Las Vegas is different now — wealthier, more global, more sports-driven.

“The ultra wealthy are still flocking to Las Vegas,” Meyers says. “All the hotels that are kind of higher end are sold out. The rates are just through the roof.”

He wants to build something that fits that market: a high-end, international-style racing experience.

Meyers envisions Las Vegas Downs as part of a global racing circuit — linked with the Saudi Cup and Dubai World Cup to create what he calls a “desert Triple Crown.”

Different Track

Meyers’ plan is bold: a 55 acre racetrack built between Mandalay Bay and the M Resort, one of the few remaining stretches of land on Las Vegas Boulevard large enough to hold it.

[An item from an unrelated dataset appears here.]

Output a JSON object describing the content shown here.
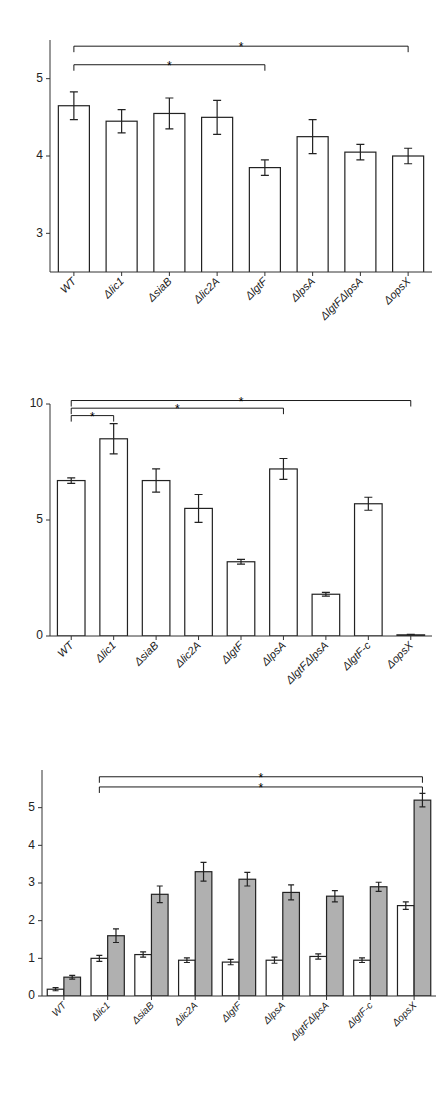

“When you come in from California, when 40,000 people drive in a day, the first thing they’ll see is this magnificent track,” he says.

The season would run 60 race days, Thursday through Saturday nights, November 1 through April 1 — when Las Vegas’ weather would not be an obstacle. The grandstand would seat at least 20,000, expandable to 40,000.

A rendering of Chip Meyers’ dream, the Las Vegas Downs racetrack, situated somewhere between Mandalay Bay and the M Resort south of the Las Vegas Strip. (Image: Chip Meyers)

“We believe we can sell 20,000 seats a night,” he says. “People are always looking for things to do here.”

The nightly purse would be enormous. “About one and a half million dollars each race day,” he says — the highest average purse card in the country.

Unlike California tracks, Las Vegas Downs would not be a racino. “We’re not going to have a casino,” he says. “We’re not going to compete with the casinos.”

Instead, the track would serve the Strip’s existing resorts, not compete with them.

“It’s heads in beds for the hotels,” he says. “They’re going to send their people over there for three hours. Their high rollers, hopefully. Then they’ll go back to the Bellagio or the Venetian.”

The track would allow horse wagering but nothing else.

To make that possible, there’s a huge regulatory fence to jump. Nevada would need to adjust the historic requirements of the Nevada Pari-Mutuel Wagering Act. In effect since July 1992, they require 200 hotel rooms for pari-mutuel licensing. Meyers says he has already met with casino operators and regulators.

“I think they would back us,” he says. “I think the Gaming Control Board will back us. We need to get it into legislation probably in 2027.”

Horse Cents

The project’s estimated cost is $550 million, including the training center. Meyers says he already has half that committed from outside investors. The rest would come from a private club modeled after Hong Kong’s Jockey Club, where members pay six figure fees and collectively own horses.

A rendering of Chip Meyers’ dream, the Las Vegas Downs racetrack, situated somewhere between Mandalay Bay and the M Resort south of the Las Vegas Strip. (Image: Chip Meyers)

“Our club will be 1,000 members,” he says. “They will own a piece of the track and be a syndicate owning horses as well.”

Members would have year-round access to the club, even when racing isn’t in season. In the summer, the 40 acre infield would transform into an attraction — possibly a surf wave, an equestrian jumping facility, or a tennis complex.

“We’re creating a year-round experiential venue,” he says.

He also says debt financing is an option, following the model used by most major Strip resorts, which lease their real estate from companies like Vici Properties.

“The land cost is about $125 million,” he says. “Maybe we can raise that. Maybe someone could lease us the land.”

Compared to the A’s stadium — a multibillion dollar project — Meyers argues his plan is modest.

“Is $550 million outrageous to build something really unique in Las Vegas?” he asks. “I don’t think so.”

Ethical Blinders?

Meyers acknowledges a cultural shift away from employing animals for human entertainment, but says it can be surmounted by how well the horses are treated.

“I know the younger generation especially is very interested of a lot of social causes that maybe my generation didn’t know about because of social media,” he says. “But I’ve seen what the Saudis and Dubai and in Hong Kong, how they treat horses, and how it’s so ingrained in their culture. They’re almost treated like gods.”